RDC : Audit du fichier électoral, « il faut une expertise locale » (Tshiombela)

 »Nous sommes venus attirer l’attention du leadership de la CENI pour indiquer que le peuple Congolais n’est pas prêt à accepter que (le fichier électoral soit audité) par l’OIF ou par d’autres organismes étrangers. Nous estimons que l’expertise locale est bien possible.

Après trois cycles électoraux, il est temps que les Congolais s’assument. L’organisation des élections à travers le monde relève de la souveraineté d’un État », suggère Jonas Tshiombela, coordonnateur de la Nouvelle société civile congolaise à la centrale électorale (NSCC).

À la tête du Front des Congolais pour la sauvegarde de l’intégrité de la RDC, regroupements des organisations de la société civile qui s’opposent à l’audit externe du fichier électoral par l’Organisation internationale de la francophonie (OIF), il indique au sortir d’un échange avec le président de la CENI que « nous avons évoqué la question de l’intégrité territoriale et de l’intangibilité des frontières de la RDC avec le bureau de la CENI qui nous a reçus ce jour ».

Il rappelle que « ces sujets font partie de nos préoccupations actuelles, car nous avons appris que la CENI aurait fait appel à l’Organisation internationale de la Francophonie pour auditer notre fichier électoral. Ce qui est une démarche normale, mais cela rencontre une opposition dans l’opinion Congolaise au regard de l’attitude indifférente de cette organisation vis-à-vis de l’agression dont est victime notre pays ».

En outre, il relève que  »cette structure est dirigée par une personnalité rwandaise, une ancienne ministre des Affaires étrangères du pays qui cherche à déstabiliser le nôtre. Comment les données stratégiques peuvent être confiées à cette structure ? »

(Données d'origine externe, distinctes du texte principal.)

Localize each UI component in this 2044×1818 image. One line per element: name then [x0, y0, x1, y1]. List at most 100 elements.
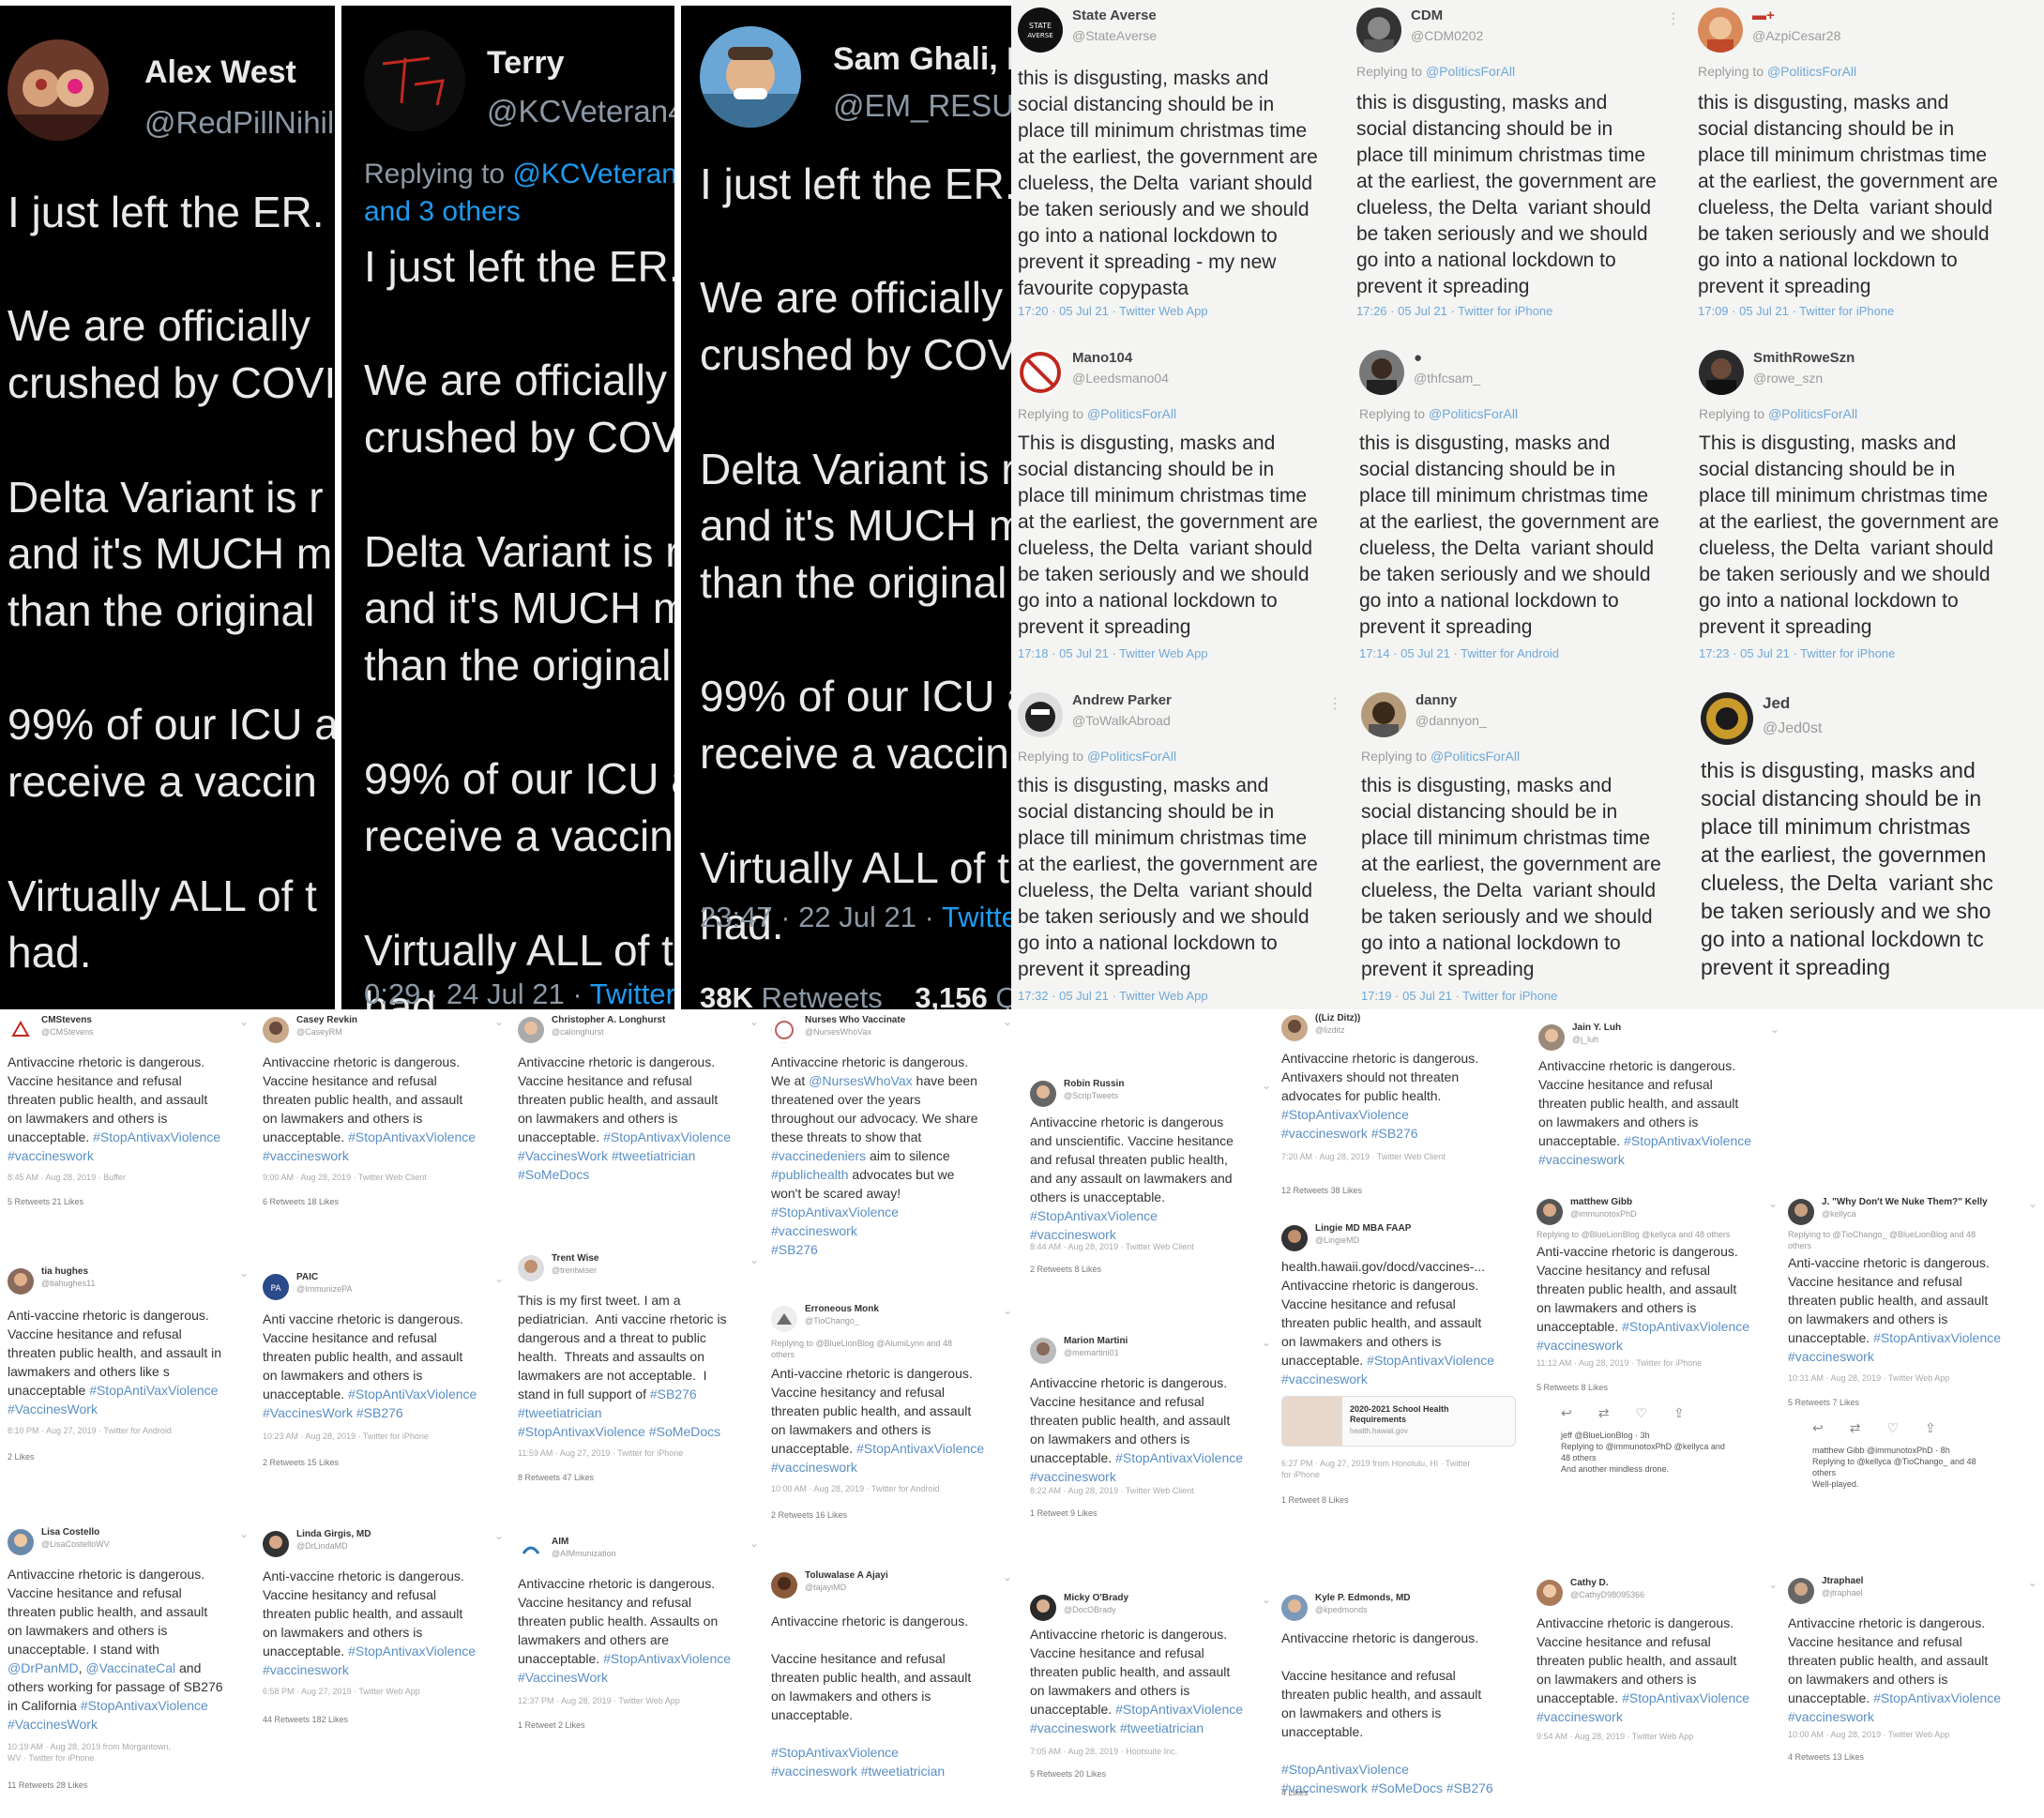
avatar[interactable]: [1538, 1024, 1565, 1051]
display-name[interactable]: Lisa Costello: [41, 1527, 99, 1538]
timestamp[interactable]: 12:37 PM · Aug 28, 2019 · Twitter Web Ap…: [518, 1696, 680, 1705]
handle[interactable]: @CMStevens: [41, 1027, 94, 1037]
chevron-down-icon[interactable]: ⌄: [494, 1529, 504, 1542]
reply-icon[interactable]: ↩: [1561, 1405, 1598, 1420]
chevron-down-icon[interactable]: ⌄: [1768, 1578, 1778, 1591]
timestamp[interactable]: 9:00 AM · Aug 28, 2019 · Twitter Web Cli…: [263, 1173, 427, 1182]
chevron-down-icon[interactable]: ⌄: [1003, 1015, 1012, 1028]
chevron-down-icon[interactable]: ⌄: [2028, 1197, 2037, 1210]
handle[interactable]: @TioChango_: [805, 1316, 859, 1326]
timestamp[interactable]: 9:54 AM · Aug 28, 2019 · Twitter Web App: [1537, 1732, 1693, 1741]
avatar[interactable]: [518, 1255, 544, 1281]
display-name[interactable]: Robin Russin: [1064, 1079, 1124, 1089]
reply-others-link[interactable]: and 3 others: [364, 196, 521, 227]
handle[interactable]: @tiahughes11: [41, 1279, 96, 1288]
avatar[interactable]: [1018, 692, 1063, 737]
handle[interactable]: @CDM0202: [1411, 28, 1483, 43]
reply-icon[interactable]: ↩: [1812, 1420, 1850, 1435]
more-icon[interactable]: ⋮: [1666, 9, 1681, 28]
timestamp[interactable]: 17:32 · 05 Jul 21 · Twitter Web App: [1018, 989, 1208, 1003]
timestamp[interactable]: 10:19 AM · Aug 28, 2019 from Morgantown,…: [8, 1741, 171, 1764]
retweet-icon[interactable]: ⇄: [1850, 1420, 1887, 1435]
avatar[interactable]: STATE AVERSE: [1018, 8, 1063, 53]
timestamp[interactable]: 17:19 · 05 Jul 21 · Twitter for iPhone: [1361, 989, 1557, 1003]
display-name[interactable]: J. "Why Don't We Nuke Them?" Kelly: [1822, 1197, 1988, 1207]
display-name[interactable]: Toluwalase A Ajayi: [805, 1570, 888, 1581]
handle[interactable]: @LingieMD: [1315, 1235, 1359, 1245]
display-name[interactable]: AIM: [552, 1537, 568, 1547]
timestamp[interactable]: 17:23 · 05 Jul 21 · Twitter for iPhone: [1699, 646, 1895, 660]
handle[interactable]: @kellyca: [1822, 1209, 1856, 1219]
chevron-down-icon[interactable]: ⌄: [1003, 1304, 1012, 1317]
display-name[interactable]: Andrew Parker: [1072, 692, 1172, 708]
handle[interactable]: @Jed0st: [1763, 720, 1822, 737]
display-name[interactable]: Lingie MD MBA FAAP: [1315, 1223, 1411, 1234]
timestamp[interactable]: 11:59 AM · Aug 27, 2019 · Twitter for iP…: [518, 1448, 683, 1458]
reply-mention-link[interactable]: @PoliticsForAll: [1087, 749, 1176, 764]
avatar[interactable]: [263, 1531, 289, 1557]
display-name-badge[interactable]: ●: [1414, 350, 1422, 366]
display-name[interactable]: SmithRoweSzn: [1753, 350, 1855, 366]
avatar[interactable]: [1356, 8, 1401, 53]
avatar[interactable]: [1537, 1580, 1563, 1606]
chevron-down-icon[interactable]: ⌄: [494, 1015, 504, 1028]
timestamp[interactable]: 8:44 AM · Aug 28, 2019 · Twitter Web Cli…: [1030, 1242, 1194, 1251]
avatar[interactable]: [263, 1017, 289, 1043]
handle[interactable]: @AzpiCesar28: [1752, 28, 1840, 43]
display-name[interactable]: ((Liz Ditz)): [1315, 1013, 1360, 1023]
avatar[interactable]: [1701, 692, 1753, 745]
timestamp[interactable]: 23:47 · 22 Jul 21 · Twitte: [700, 901, 1011, 934]
handle[interactable]: @jtraphael: [1822, 1588, 1863, 1598]
display-name[interactable]: PAIC: [296, 1272, 318, 1282]
avatar[interactable]: [1788, 1578, 1814, 1604]
heart-icon[interactable]: ♡: [1635, 1405, 1673, 1420]
display-name[interactable]: Sam Ghali, M.D: [833, 41, 1011, 78]
avatar[interactable]: [1699, 350, 1744, 395]
handle[interactable]: @dannyon_: [1416, 713, 1487, 728]
display-name[interactable]: Erroneous Monk: [805, 1304, 879, 1314]
timestamp[interactable]: 10:31 AM · Aug 28, 2019 · Twitter Web Ap…: [1788, 1373, 1949, 1383]
timestamp[interactable]: 17:20 · 05 Jul 21 · Twitter Web App: [1018, 304, 1208, 318]
chevron-down-icon[interactable]: ⌄: [239, 1015, 249, 1028]
source-link[interactable]: Twitter for iPhone: [1458, 304, 1552, 318]
handle[interactable]: @trentwiser: [552, 1265, 597, 1275]
avatar[interactable]: [700, 26, 801, 128]
timestamp[interactable]: 6:27 PM · Aug 27, 2019 from Honolulu, HI…: [1281, 1458, 1470, 1480]
display-name[interactable]: Jain Y. Luh: [1572, 1023, 1621, 1033]
avatar[interactable]: [1281, 1225, 1308, 1251]
avatar[interactable]: [1018, 350, 1063, 395]
chevron-down-icon[interactable]: ⌄: [494, 1272, 504, 1285]
chevron-down-icon[interactable]: ⌄: [2028, 1576, 2037, 1589]
handle[interactable]: @calonghurst: [552, 1027, 604, 1037]
display-name[interactable]: Kyle P. Edmonds, MD: [1315, 1593, 1411, 1603]
avatar[interactable]: [1359, 350, 1404, 395]
display-name[interactable]: matthew Gibb: [1570, 1197, 1632, 1207]
handle[interactable]: @EM_RESUS: [833, 88, 1011, 124]
handle[interactable]: @tajayiMD: [805, 1583, 846, 1592]
avatar[interactable]: [1361, 692, 1406, 737]
timestamp[interactable]: 8:45 AM · Aug 28, 2019 · Buffer: [8, 1173, 126, 1182]
source-link[interactable]: Twitter Web App: [1119, 646, 1207, 660]
chevron-down-icon[interactable]: ⌄: [239, 1266, 249, 1280]
display-name[interactable]: Jed: [1763, 694, 1790, 713]
source-link[interactable]: Twitter for iPhone: [1462, 989, 1557, 1003]
handle[interactable]: @CathyD98095366: [1570, 1590, 1644, 1599]
flag-emoji-name[interactable]: ▬+: [1752, 8, 1775, 23]
share-icon[interactable]: ⇪: [1673, 1405, 1711, 1420]
handle[interactable]: @ImmunizePA: [296, 1284, 352, 1294]
reply-mention-link[interactable]: @PoliticsForAll: [1768, 406, 1857, 421]
chevron-down-icon[interactable]: ⌄: [749, 1253, 759, 1266]
display-name[interactable]: Linda Girgis, MD: [296, 1529, 371, 1539]
handle[interactable]: @memartini01: [1064, 1348, 1119, 1357]
handle[interactable]: @AIMmunization: [552, 1549, 616, 1558]
timestamp[interactable]: 10:00 AM · Aug 28, 2019 · Twitter for An…: [771, 1484, 939, 1493]
handle[interactable]: @RedPillNihili: [144, 105, 335, 141]
timestamp[interactable]: 17:14 · 05 Jul 21 · Twitter for Android: [1359, 646, 1559, 660]
share-icon[interactable]: ⇪: [1925, 1420, 1962, 1435]
avatar[interactable]: [1281, 1595, 1308, 1621]
heart-icon[interactable]: ♡: [1886, 1420, 1925, 1435]
display-name[interactable]: tia hughes: [41, 1266, 88, 1277]
handle[interactable]: @CaseyRM: [296, 1027, 342, 1037]
handle[interactable]: @kpedmonds: [1315, 1605, 1368, 1614]
avatar[interactable]: [1030, 1081, 1056, 1107]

Il rapporte que  »le président Denis KADIMA nous a rassurés d’avoir pris acte du mémo que nous avons déposé. Il sera soumis à la prochaine plénière pour l’étudier et y apporter la réponse appropriée dans le sens du respect de la souveraineté de notre pays ».

Échange avec les experts locaux

Dans la foulée de cet échange, Denis Kadima s’est entretenu avec une délégation du regroupement de 8 centres de recherches rattachés à l’Université de Kinshasa, qui a une expertise en matière électorale.

« Nous appartenons à un regroupement de 8 centres des recherches relevant de l’Université de Kinshasa avec une expertise avérée en matière électorale. Nous avons pensé pouvoir nous rapprocher de la Centrale électorale pour que nous puissions offrir nos services en ce qui concerne l’audit du fichier électoral », explique au sortir de cette rencontre, le professeur Abbel Ngondo.

Il précise que  »présentement, la CENI est entrée de plein pied dans l’opération du nettoyage du fichier électoral et juste après cette étape viendra celle de l’audit de ce fichier ».

C’est dans cette optique que  »nous avons approché la plus haute hiérarchie de la CENI pour lui faire part de ce dont nous sommes capables. Nous avons rencontré un homme qui nous a paru visiblement sensible, qui a pris le temps nécessaire pour nous écouter et apprécier le sens de notre démarche. Il reste à analyser notre proposition. Et cela, comme il nous l’a dit, passera par la plénière qui devra en décider, en dernier ressort ».

Après la clôture de l’opération d’identification et d’enrôlement des électeurs, la CENI s’attelle à présent au nettoyage du fichier avant de passer à l’audit interne et externe du fichier électoral.